Et pourquoi la forêt ? Ça, c’est important, selon moi. Je fais un pari peut-être, mais je crois que la forêt est un chemin privilégié pour changer de relation au vivant face à la crise écologique. L’écosystème forêt est vieux de plusieurs centaines de millions d’années. Dans sa trajectoire évolutive, la communauté du vivant a inventé ici une architecture riche et mobile, qui crée des habitats pour tous, à tous les étages, depuis la canopée jusqu’aux alliances entre racines et champignons. Selon moi, la forêt est le milieu par excellence qui nous rappelle la condition souvent oubliée de notre être-au-monde : à savoir que nous ne sommes pas responsables de l’habitabilité de ce monde, mais que c’est la biosphère, en tant qu’architecture vivante plus ancienne que nous, qui rend la Terre habitable pour nous humains, nous vivants.

La forêt nous abrite, nous façonne, nous soigne, nous nourrit dans toutes nos dimensions. Comme la biosphère, c’est une altérité plurielle qui construit de l’habitabilité pour les formes de vie, dont nous sommes.

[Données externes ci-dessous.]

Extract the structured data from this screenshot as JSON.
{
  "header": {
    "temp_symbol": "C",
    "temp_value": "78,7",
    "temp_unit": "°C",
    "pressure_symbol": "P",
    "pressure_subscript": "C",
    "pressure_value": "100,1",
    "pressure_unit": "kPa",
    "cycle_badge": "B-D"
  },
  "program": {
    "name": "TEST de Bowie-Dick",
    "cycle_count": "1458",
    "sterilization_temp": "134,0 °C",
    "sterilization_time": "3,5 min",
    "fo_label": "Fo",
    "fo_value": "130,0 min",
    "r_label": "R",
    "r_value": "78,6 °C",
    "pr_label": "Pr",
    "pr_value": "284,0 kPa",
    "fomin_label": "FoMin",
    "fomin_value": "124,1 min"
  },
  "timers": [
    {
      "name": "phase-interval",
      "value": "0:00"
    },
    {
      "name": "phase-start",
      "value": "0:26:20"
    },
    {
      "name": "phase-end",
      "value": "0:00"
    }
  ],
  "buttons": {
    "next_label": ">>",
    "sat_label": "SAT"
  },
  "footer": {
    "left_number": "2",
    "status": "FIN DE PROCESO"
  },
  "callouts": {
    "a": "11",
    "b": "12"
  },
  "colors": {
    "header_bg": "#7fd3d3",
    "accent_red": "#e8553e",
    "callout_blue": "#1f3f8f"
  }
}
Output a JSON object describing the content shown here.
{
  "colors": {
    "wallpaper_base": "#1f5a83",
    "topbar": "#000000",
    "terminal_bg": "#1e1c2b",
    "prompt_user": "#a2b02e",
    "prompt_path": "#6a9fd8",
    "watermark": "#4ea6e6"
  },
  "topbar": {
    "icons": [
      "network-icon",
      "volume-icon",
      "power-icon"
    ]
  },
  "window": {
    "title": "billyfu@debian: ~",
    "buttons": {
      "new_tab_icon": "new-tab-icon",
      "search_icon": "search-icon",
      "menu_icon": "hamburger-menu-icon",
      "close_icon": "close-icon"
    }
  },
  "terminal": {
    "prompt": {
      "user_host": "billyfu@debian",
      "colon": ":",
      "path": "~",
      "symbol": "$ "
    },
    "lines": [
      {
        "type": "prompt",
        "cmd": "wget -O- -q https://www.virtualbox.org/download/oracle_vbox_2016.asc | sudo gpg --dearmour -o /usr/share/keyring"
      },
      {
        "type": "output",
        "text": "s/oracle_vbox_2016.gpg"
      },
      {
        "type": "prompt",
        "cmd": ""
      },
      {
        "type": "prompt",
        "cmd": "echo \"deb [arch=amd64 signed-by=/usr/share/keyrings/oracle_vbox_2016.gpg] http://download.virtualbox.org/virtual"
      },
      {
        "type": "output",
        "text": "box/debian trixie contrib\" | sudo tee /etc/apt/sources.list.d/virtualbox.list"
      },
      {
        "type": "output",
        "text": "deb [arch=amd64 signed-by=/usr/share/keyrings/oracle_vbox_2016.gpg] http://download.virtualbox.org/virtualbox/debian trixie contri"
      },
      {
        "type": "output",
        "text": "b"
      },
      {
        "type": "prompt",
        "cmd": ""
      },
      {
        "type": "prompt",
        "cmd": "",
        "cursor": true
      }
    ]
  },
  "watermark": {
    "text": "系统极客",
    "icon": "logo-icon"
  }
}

À la différence d’une ville, c’est un monde non fait de main humaine, mais un monde d’abord fait par le vivant, et dont nous recueillons les richesses, en négociant des modus vivendi. Prendre au sérieux la forêt, la pratiquer, la défendre constituent une propédeutique pour une autre cosmologie, pour d’autres relations au vivant. Et c’est une part de ce qu’il faut apprendre pour faire face aux bouleversements écologiques qui vont secouer ce siècle. Le réapprentissage commence ici.

 

À quoi vous attendiez-vous ? S’agit-il d’une expérience puissante ?

C’est assez bouleversant. La forêt primaire de Bialowieza est troublante parce que, quand on l’explore, l’on se rend compte que ce sont nos arbres quotidiens qui la peuplent : des charmes, tilleuls, épicéas, chênes et pins. Et pourtant, là-bas, les chênes séculaires, colosses-cathédrales, semblent presque d’une autre espèce que les versions amoindries, anémiées, rapetissées qu’on voit souvent en France. Tilleul et écureuil semblent d’une familiarité confondante ; or, la communauté des végétaux a maintenu, là-bas, une toile de la vie étrange, vertigineuse, ajustée par des coévolutions vieilles comme le monde, tissant mille passés.